A multitude of different social, economic and cultural factors determine a person’s health. This means that people living in the same community, or people of the same age but different parts of the world, can have vastly different chances of being healthy.
Instinctively you might think that access to health services is the biggest factor in determining health. But many other things significantly affect our likelihood of good health. Poverty and poor health worldwide are inextricably linked. Poor nutrition, overcrowding, lack of clean water, or other harsh realities put people’s health at risk. At the same time poor health increases poverty by making it difficult to earn money or forcing families into poverty to pay for care. Across the world 100 million people are pushed into poverty to pay for health care each year.

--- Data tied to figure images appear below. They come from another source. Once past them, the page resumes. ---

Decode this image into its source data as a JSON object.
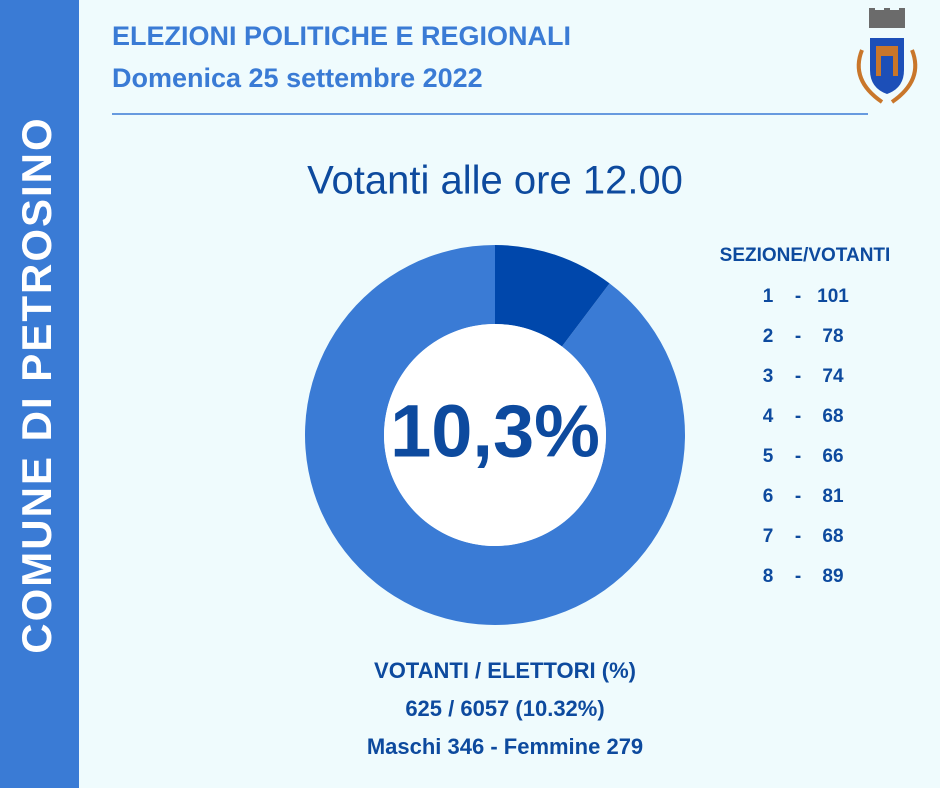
{
  "sidebar": "COMUNE DI PETROSINO",
  "header": {
    "title": "ELEZIONI POLITICHE E REGIONALI",
    "subtitle": "Domenica 25 settembre 2022"
  },
  "heading": "Votanti alle ore 12.00",
  "donut": {
    "value": 10.3,
    "max": 100,
    "center_label": "10,3%",
    "value_color": "#0047ab",
    "rest_color": "#3a7bd5"
  },
  "table": {
    "header": "SEZIONE/VOTANTI",
    "separator": "-",
    "rows": [
      [
        1,
        101
      ],
      [
        2,
        78
      ],
      [
        3,
        74
      ],
      [
        4,
        68
      ],
      [
        5,
        66
      ],
      [
        6,
        81
      ],
      [
        7,
        68
      ],
      [
        8,
        89
      ]
    ]
  },
  "footer": {
    "line1": "VOTANTI / ELETTORI (%)",
    "line2": "625 / 6057 (10.32%)",
    "line3": "Maschi 346 - Femmine 279"
  }
}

Inequality has a huge impact on health. People in more equal societies live longer, rate their health as better and are less likely to watch their children die in infancy. As the People’s Charter for Health – the founding document of the People’s Health Movement states:
Inequality, poverty, exploitation, violence and injustice are at the root of ill‐health and the deaths of poor and marginalised people.
This is reinforced by the WHO’s Commission on Social Determinants of Health which presented its report ‘Closing the Gap in a Generation. Health equity through action on the social determinants of health’. It focused on the social aspects known to be among the worst causes of poor health and inequalities between and within countries. The causes identified include unemployment, unsafe workplaces, urban slums, globalisation and lack of access to healthcare.
Policies that prioritise equity, health and social well‐being are vital in improving people’s health.